Th reality of yesterday's would-be lunch was something else. The event was canceled last week for lack of interest.

"There was some response, but nowhere near what they'd hoped for," said Paul Hays, the city's Republican party chairman and a Fletcher supporter. "There were very few takers at $500, less than 10."

Peter Teeley, spokesman for the Republican National Committee, said 500 invitations were sent out and that half a dozen said they would come. When the event was canceled, some calls were made notifying the invitees.

But Teeley said that a dozen contributors never got the word and showed up at the club for lunch anyway.

Those contributors and others will get another chance, after the Sept. 12 party primary, assuming Fletcher wins. Teeley said Brock will host a breakfast, but it probably will be for $100 a head this time.

Fletcher is opposed in the primary by Jackson R. Champion, who ran as the party's mayoral candidate in 1974 and received 3,501 votes out of 95,693 cast.

"We decided we'd get a much bigger and better response after the primary," Fletcher said. "The fact that the press is only covering one race [the Democratic mayoral campaign] has been less that helpful. I do have folks asking me if I'm running.

"Campaigning anywhere in the summer is hard," Fletcher said. "Campaigning in the District of Columbia is damned near impossible."

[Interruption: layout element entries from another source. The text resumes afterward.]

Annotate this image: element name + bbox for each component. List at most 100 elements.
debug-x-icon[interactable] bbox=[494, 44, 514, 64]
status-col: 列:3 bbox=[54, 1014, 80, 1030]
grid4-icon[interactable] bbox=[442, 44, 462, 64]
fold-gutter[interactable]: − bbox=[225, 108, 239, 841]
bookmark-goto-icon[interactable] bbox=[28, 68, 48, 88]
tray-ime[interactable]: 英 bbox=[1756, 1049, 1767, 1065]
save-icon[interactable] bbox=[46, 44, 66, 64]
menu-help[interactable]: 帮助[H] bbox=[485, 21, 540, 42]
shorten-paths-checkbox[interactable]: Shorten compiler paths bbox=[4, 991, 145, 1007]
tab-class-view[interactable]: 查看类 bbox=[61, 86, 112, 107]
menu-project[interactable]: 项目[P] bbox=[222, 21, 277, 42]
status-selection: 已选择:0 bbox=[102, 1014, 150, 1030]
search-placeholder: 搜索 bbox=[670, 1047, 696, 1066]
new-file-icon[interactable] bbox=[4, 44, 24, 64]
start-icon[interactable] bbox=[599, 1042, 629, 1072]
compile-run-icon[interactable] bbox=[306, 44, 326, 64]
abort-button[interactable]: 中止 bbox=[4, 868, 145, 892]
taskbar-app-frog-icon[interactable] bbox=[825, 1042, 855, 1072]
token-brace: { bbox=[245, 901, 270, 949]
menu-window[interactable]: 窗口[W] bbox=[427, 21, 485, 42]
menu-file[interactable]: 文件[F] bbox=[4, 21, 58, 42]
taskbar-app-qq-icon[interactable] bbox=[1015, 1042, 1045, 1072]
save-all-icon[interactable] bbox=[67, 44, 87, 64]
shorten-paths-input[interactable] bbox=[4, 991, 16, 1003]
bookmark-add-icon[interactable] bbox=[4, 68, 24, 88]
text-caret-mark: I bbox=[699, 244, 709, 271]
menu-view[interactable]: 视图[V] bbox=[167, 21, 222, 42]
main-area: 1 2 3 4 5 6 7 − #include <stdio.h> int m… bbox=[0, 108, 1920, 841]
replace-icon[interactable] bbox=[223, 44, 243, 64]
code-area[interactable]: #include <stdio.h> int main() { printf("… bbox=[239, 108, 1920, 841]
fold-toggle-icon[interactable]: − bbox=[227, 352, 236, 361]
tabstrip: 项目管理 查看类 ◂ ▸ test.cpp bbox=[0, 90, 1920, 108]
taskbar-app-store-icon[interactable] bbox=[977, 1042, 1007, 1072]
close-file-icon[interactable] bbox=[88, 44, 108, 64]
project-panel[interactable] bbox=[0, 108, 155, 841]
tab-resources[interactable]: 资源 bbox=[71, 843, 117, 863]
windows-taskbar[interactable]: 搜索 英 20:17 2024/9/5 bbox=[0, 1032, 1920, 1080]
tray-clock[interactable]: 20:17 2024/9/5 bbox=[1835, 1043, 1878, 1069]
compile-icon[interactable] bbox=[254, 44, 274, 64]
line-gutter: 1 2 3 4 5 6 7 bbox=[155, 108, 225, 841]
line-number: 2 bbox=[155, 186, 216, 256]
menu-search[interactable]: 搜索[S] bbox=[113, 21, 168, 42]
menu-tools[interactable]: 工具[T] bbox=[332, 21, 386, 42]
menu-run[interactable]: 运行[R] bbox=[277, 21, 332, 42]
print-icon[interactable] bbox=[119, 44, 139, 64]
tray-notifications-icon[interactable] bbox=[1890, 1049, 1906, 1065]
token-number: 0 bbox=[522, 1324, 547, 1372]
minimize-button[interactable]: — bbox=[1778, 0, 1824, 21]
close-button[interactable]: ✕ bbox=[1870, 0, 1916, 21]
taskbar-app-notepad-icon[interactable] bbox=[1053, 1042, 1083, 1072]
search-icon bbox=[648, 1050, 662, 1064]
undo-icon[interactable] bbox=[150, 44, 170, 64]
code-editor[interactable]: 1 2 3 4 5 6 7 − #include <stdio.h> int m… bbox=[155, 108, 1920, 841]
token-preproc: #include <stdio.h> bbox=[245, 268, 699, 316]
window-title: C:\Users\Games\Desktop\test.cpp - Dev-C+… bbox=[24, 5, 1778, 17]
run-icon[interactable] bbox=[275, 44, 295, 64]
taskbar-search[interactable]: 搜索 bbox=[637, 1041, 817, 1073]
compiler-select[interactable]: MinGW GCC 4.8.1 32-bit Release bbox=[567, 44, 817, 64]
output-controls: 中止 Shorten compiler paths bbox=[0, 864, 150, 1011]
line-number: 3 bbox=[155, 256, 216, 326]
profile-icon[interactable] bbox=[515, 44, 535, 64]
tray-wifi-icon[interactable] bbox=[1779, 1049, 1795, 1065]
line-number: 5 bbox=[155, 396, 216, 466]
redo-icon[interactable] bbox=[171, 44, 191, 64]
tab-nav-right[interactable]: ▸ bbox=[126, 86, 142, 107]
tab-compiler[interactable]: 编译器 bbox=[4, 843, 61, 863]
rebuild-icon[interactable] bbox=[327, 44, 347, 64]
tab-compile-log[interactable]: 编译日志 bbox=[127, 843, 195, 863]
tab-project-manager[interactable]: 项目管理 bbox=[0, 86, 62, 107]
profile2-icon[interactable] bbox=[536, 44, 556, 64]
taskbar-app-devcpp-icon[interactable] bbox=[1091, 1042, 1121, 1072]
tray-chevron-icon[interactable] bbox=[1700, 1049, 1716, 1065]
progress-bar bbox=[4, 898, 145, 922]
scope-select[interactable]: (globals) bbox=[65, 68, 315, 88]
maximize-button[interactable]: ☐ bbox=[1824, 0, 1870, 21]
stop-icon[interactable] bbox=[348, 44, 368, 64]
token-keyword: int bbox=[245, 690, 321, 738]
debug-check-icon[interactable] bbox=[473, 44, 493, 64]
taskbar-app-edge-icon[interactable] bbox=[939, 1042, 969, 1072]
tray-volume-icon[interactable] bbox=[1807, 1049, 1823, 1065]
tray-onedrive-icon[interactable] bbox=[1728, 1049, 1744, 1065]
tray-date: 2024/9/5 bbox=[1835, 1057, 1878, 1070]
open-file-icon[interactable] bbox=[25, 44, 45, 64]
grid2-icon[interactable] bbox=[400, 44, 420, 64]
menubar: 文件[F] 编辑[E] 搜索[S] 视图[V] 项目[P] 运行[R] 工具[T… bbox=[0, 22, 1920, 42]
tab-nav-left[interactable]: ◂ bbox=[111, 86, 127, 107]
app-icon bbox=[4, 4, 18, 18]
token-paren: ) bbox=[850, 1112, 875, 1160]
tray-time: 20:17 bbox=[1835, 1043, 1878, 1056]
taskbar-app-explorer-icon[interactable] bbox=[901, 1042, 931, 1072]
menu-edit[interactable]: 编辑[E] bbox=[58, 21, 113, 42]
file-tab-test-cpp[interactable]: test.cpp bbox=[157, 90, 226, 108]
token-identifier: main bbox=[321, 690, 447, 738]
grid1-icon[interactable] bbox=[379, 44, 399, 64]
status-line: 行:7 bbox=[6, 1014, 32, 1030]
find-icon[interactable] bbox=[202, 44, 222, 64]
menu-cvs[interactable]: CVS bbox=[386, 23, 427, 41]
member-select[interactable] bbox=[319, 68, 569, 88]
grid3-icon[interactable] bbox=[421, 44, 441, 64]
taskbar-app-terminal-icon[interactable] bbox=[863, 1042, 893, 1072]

Fletcher has raised $12,158 for his campaign, according to his recent campaign financial report. He said he also has formed an "Art Fletcher's $1,000 Club" with the hope of getting 50 people to contribute that much. He said that so far 25 people around the country have pledged the $1,000 donations and that a few have been sent.

In the meantime, Fletcher said he is campaigning at Subway stops and a variety of candidate forums.